Die "Scheißjugend" des Andreas Altmann

Geweihtes Blech

"Jeden von uns plagen Träume", schreibt Andreas Altmann auf seiner Internetseite. Nach abgebrochenen Studien arbeitete er als Privatchauffeur, Anlageberater, Nachtportier, Parkwächter, Dressman. Er reiste nach Asien und Afrika. Zog nach New York. Nach Mexiko. Und wurde Reiseschriftsteller.

Der "Ranz des Alltags"

Andreas Altmann ist kein Freund der Unterwürfigkeit. Dennoch hat er seine Anklage gegen den Tyrannen erst nach dessen Tod öffentlich gemacht. Der Reporter und Reiseschriftsteller verbringt nur wenig Zeit zu Hause. Er lebt nun schon lange in Paris, "weil es hier schön ist" - leichter fällt ihm das Leben allerdings unterwegs.
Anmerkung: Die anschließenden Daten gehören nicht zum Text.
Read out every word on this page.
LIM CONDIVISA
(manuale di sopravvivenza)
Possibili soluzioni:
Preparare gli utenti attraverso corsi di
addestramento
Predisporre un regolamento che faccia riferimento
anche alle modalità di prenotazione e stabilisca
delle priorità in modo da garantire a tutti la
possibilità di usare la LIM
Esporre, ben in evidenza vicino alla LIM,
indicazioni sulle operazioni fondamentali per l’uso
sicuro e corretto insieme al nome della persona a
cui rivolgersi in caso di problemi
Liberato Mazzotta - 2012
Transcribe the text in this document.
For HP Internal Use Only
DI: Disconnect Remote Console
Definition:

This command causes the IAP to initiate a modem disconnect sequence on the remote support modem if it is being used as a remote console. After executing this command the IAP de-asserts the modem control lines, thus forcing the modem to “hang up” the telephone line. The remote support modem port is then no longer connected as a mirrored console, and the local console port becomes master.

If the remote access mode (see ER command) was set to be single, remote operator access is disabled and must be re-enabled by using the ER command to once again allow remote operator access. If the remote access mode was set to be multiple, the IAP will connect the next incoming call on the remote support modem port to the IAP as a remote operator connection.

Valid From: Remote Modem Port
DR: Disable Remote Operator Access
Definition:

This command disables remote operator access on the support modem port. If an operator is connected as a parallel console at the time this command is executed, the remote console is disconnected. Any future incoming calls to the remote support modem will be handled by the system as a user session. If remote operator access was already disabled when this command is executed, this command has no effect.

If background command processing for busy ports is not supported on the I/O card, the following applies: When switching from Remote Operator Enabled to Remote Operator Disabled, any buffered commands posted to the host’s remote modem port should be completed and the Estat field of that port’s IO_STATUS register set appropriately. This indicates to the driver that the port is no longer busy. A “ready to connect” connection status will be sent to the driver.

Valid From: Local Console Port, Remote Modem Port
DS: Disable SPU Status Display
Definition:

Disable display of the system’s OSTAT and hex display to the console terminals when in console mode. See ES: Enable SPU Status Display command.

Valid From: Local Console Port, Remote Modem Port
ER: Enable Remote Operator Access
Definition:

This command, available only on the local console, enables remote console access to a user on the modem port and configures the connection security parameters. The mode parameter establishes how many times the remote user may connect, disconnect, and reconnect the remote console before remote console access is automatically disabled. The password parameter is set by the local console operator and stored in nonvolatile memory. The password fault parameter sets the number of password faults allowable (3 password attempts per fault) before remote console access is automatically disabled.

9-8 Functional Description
Mit "Das Scheißleben meines Vaters, das Scheißleben meiner Mutter und meine eigene Scheißjugend" legt er Rechenschaft ab für seine "Flucht vor dem Ranz des Alltags". Letzterer hatte einst alle Register gezogen und dem Heranwachsenden die ganze Kakophonie des Lebens um die Ohren gehauen: eine Symphonie für - das Wort sei in diesem Zusammenhang gestattet - Arschgeige und komplett verstimmtes Orchester.

Hass auf die Welt

Der Vater, ehemals ausgestattet mit charmantem Äußerem und nicht aus ärmstem Hause, war im Krieg. Was da aus dem Krieg zurückkam, hatte alles Menschliche, alles Warme, Liebende und gewiss alle Hoffnungen verloren. Was geblieben war, ist bitterer Hass auf die Welt, auf sich selbst und auf die Mitmenschen, allen voran seine Frau und seine Söhne. Die "Zeit" nennt Altmanns Buch einen "Tatsachenbericht über die Abwesenheit Gottes". Gerade dieser war doch scheinbar so nahe - in Altötting, dem beliebtesten Wallfahrtsort Deutschlands, wo Ihm in allen erdenklichen Verbeugungen und Verrenkungen gehuldigt wurde (und wird).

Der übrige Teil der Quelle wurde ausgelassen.